Hi Jeff, I understand your comment but it feels like a bit of a dodge to me. I can understand the “don’t delete a timer in it’s callback” comment, I’m with you there. The “don’t stop a timer in it’s callback” is a bit harder to understand. This feels much more like a timer bug. I suppose the alternative to calling it a bug is to call it out in the documentation as an unsupported behavior. I didn’t see it called out in the documentation, maybe I missed it. Both items would have been helpful to know when we started our project many moons ago. Just my two cents. Thanks, Steve.

Just for clarity, deleting a timer from its callback function is normally fine, even if it’s an auto-reload timer. Similarly, stopping an auto-reload timer from its callback function is also normally fine.

However, if the timer task falls far behind in its work, auto-reload timers may not stop/delete properly. It seems that use case hasn’t gotten much attention in the code or docs. But it’s a strange use case.

In fact, I don’t see how you have this use case at all. Since your timer task has a high priority, it shouldn’t be falling behind, and it definitely shouldn’t be falling far enough behind to cause this issue.

Are you doing anything in your timer callback functions that can block or take a long time? Any combination of ISRs that can take a long time? You’re looking for something that can starve the timer task for two full timer periods.

This issue occurs in one particular timer usage. This timers callback function is relatively short, although this can be deceiving, but there is no blocking involved. What I can say is that we are working on downgrading the microcontroller that this code runs within, so the case where this is occurring is code that works fine at a higher speed but crashes at a lower speed. This I’m sure will lead the thoughts that we are spending too much time in the callback, which I certainly cannot argue away. As far as ISR’s, we have a few, but not that many and generally short, most things are done via polling with delays. I also wanted to reiterate that this issue is hit only occasionally. We were seeing the crashes sometimes after 100’s of iterations without seeing the issue. My guess at this point is the issue is due to some timing that we are right on the edge of. Of course it easy to say we should re-structure our code but not always as easy to do. I have a work-around now, by tracking deletions and stops within the command queue processing of loop. My goal here was to gather more information from people more familiar with the inner workings of the timers, which I have certainly accomplished (thanks to your and Richard’s comments) and hopefully to help others or help the FreeRTOS baseline.

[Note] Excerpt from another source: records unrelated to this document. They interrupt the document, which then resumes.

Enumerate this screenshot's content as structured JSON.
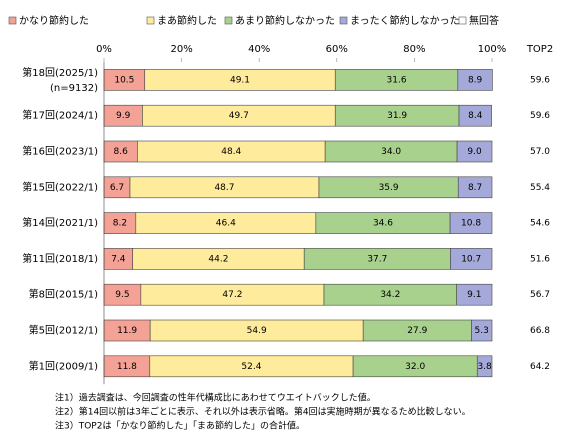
{
  "chart_data": {
    "type": "stacked-bar-horizontal",
    "categories": [
      "第18回(2025/1)",
      "第17回(2024/1)",
      "第16回(2023/1)",
      "第15回(2022/1)",
      "第14回(2021/1)",
      "第11回(2018/1)",
      "第8回(2015/1)",
      "第5回(2012/1)",
      "第1回(2009/1)"
    ],
    "sample_note": "(n=9132)",
    "series": [
      {
        "name": "かなり節約した",
        "color": "#f4a196",
        "values": [
          10.5,
          9.9,
          8.6,
          6.7,
          8.2,
          7.4,
          9.5,
          11.9,
          11.8
        ],
        "value_labels": [
          "10.5",
          "9.9",
          "8.6",
          "6.7",
          "8.2",
          "7.4",
          "9.5",
          "11.9",
          "11.8"
        ]
      },
      {
        "name": "まあ節約した",
        "color": "#ffeb9c",
        "values": [
          49.1,
          49.7,
          48.4,
          48.7,
          46.4,
          44.2,
          47.2,
          54.9,
          52.4
        ],
        "value_labels": [
          "49.1",
          "49.7",
          "48.4",
          "48.7",
          "46.4",
          "44.2",
          "47.2",
          "54.9",
          "52.4"
        ]
      },
      {
        "name": "あまり節約しなかった",
        "color": "#a9d18e",
        "values": [
          31.6,
          31.9,
          34.0,
          35.9,
          34.6,
          37.7,
          34.2,
          27.9,
          32.0
        ],
        "value_labels": [
          "31.6",
          "31.9",
          "34.0",
          "35.9",
          "34.6",
          "37.7",
          "34.2",
          "27.9",
          "32.0"
        ]
      },
      {
        "name": "まったく節約しなかった",
        "color": "#a4a9d9",
        "values": [
          8.9,
          8.4,
          9.0,
          8.7,
          10.8,
          10.7,
          9.1,
          5.3,
          3.8
        ],
        "value_labels": [
          "8.9",
          "8.4",
          "9.0",
          "8.7",
          "10.8",
          "10.7",
          "9.1",
          "5.3",
          "3.8"
        ]
      },
      {
        "name": "無回答",
        "color": "#ffffff",
        "values": [
          0,
          0,
          0,
          0,
          0,
          0,
          0,
          0,
          0
        ]
      }
    ],
    "top2": {
      "header": "TOP2",
      "values": [
        59.6,
        59.6,
        57.0,
        55.4,
        54.6,
        51.6,
        56.7,
        66.8,
        64.2
      ],
      "value_labels": [
        "59.6",
        "59.6",
        "57.0",
        "55.4",
        "54.6",
        "51.6",
        "56.7",
        "66.8",
        "64.2"
      ]
    },
    "xlim": [
      0,
      100
    ],
    "xticks": [
      {
        "value": 0,
        "label": "0%"
      },
      {
        "value": 20,
        "label": "20%"
      },
      {
        "value": 40,
        "label": "40%"
      },
      {
        "value": 60,
        "label": "60%"
      },
      {
        "value": 80,
        "label": "80%"
      },
      {
        "value": 100,
        "label": "100%"
      }
    ],
    "notes": [
      "注1）過去調査は、今回調査の性年代構成比にあわせてウエイトバックした値。",
      "注2）第14回以前は3年ごとに表示、それ以外は表示省略。第4回は実施時期が異なるため比較しない。",
      "注3）TOP2は「かなり節約した」「まあ節約した」の合計値。"
    ]
  }
}
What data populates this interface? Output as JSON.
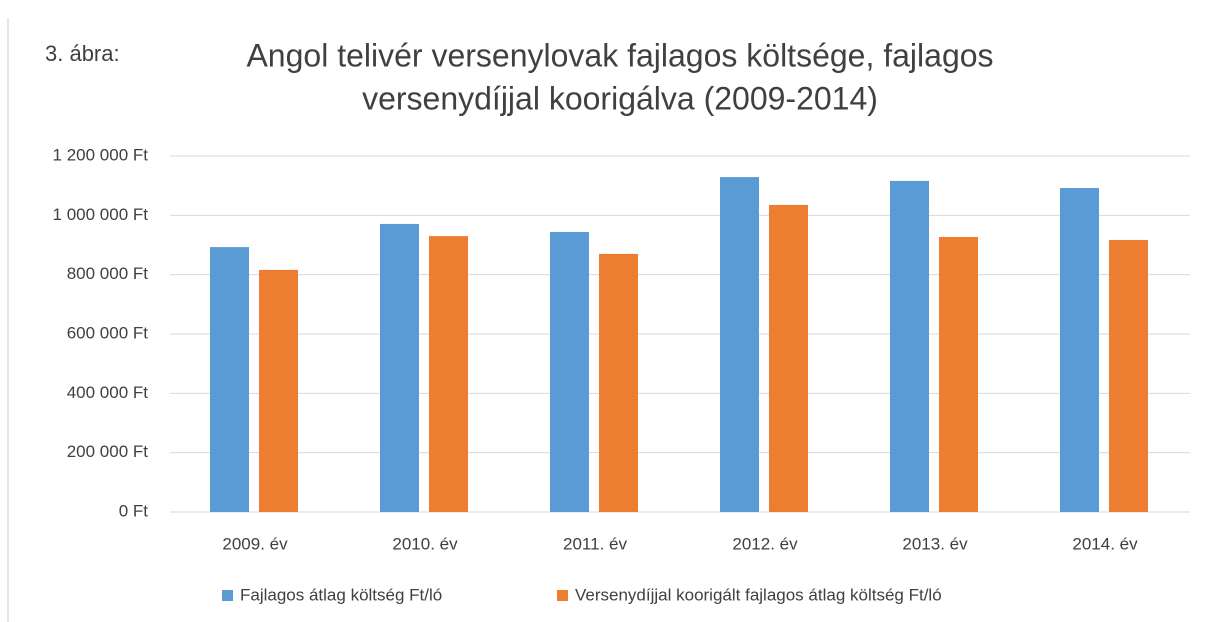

Understood. Keep in mind as you move ahead that all of the timer callbacks (not just the one for the timer giving you trouble) are at issue here. All timer callbacks should be short. And even more importantly, timer callbacks must never block.

One possible justification for all the labor of restructuring – you may already have timers falling behind schedule, even at your current higher clock speed. Seems that is the case anyway. That may be causing other issues worth fixing.

FYI, the START_DONT_TRACE race condition is eliminated in PR 305.